Ben hareket ederken düşünür ve kararlar alırım, yazacağım yaratacağım konulara karar veririr, günük kısa vadeli veya uzun vadeli planlar yapar, arada müzik dinler ve işlerimi yaparım ve bu gün de evimin günlük işlerini hızlı hızlı tamamlamaya çalışırken, hızlı hızlı diyorum çünkü dışarıda harika bir eylül havası var, günlerden 16 Eylül 2023 ve bugün Yahudi takvimine göre yeni yılın ilk günü Rosh Hashanah 5784 ve ben de günlük rutin işlerimi tamamlıyıp kendimi bahçeye doğaya atmak istiyorum. Yeşile bakmak, rüzgarın, ağaçların arasından geçerken çıkardığı ıslığa benzer, o tarifsiz müziğini dinlemek, çiçeklerin böceklerin sesini dinlerken, güneşin artık çok kuvetli olmayan etkisini vucudumda duyumsarken, yalnızlığımın ve doğanın sesleri içinde kaybolmak istiyorum.

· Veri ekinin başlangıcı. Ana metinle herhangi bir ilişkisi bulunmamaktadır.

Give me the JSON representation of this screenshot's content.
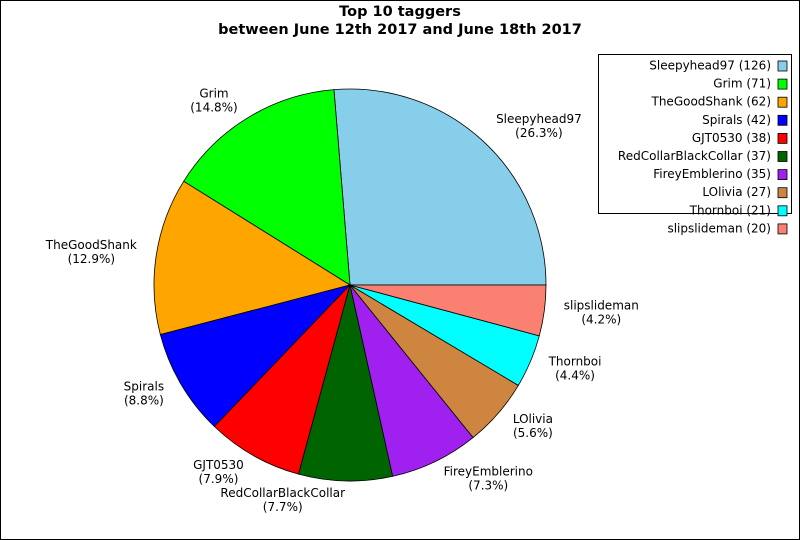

Bu anlar benim en yaratıcı ve dingin hissettiğim anlardır ve kendi kendimle kaldığım anlar..
Ve günlük işlerimi tamamlarken, iki konu başlığı kafam da gidip geliyor ve ikisi üzerinde düşünceler geçiyor zihnimden, biri yalnızlıkla ilgili, diğeri mükkemelliyetçlik ile ilgili, çok uzaklarda da olsam türkçe konuşan düşünen türk toplumunun bir parçası olan ben, gelmiş olduğum toplumun yalnızlıkla arasının pek hoş olmadığını gözlemlerimden biliyorum, tabii bu durum kişiye göre değişir, ama genel olarak toplumumuzda atasözlerimize dahi yerleşen bir düşünce vardır,
‘Allah yalnız bırakmasın’
Düşüncem; yalnızlığın bir çok yönden olumsuz yönleri olmasına rağmen, aslında bu kavramın, kişinin bulunduğu şartlara göre olumlu veya olumsuz olmasının değişkenlik gösterdiği yolunda. Türk toplumundaki genel insan özelliklerine baktığımızda, insanımızın cümbür cemaat hareket etmekten hoşlandığı, bir araya geldiği toplantılarda bolca dedikodu yaparak kim ne yapmış, nasıl yapmış, iyi mi yapmış, ‘yok canım olmamış’ muhabbetlerinin ağırlıkta olduğu sohbetlerin içinde beyin uyuşması geçirip yaratıcı ve üretken olarak geçireceği zamanını başkalarının ne yaptığı ve ettiği ile heba ettiği için yazanın çizenin pek fazla olmadığı bir topluluğuzdur maalesef..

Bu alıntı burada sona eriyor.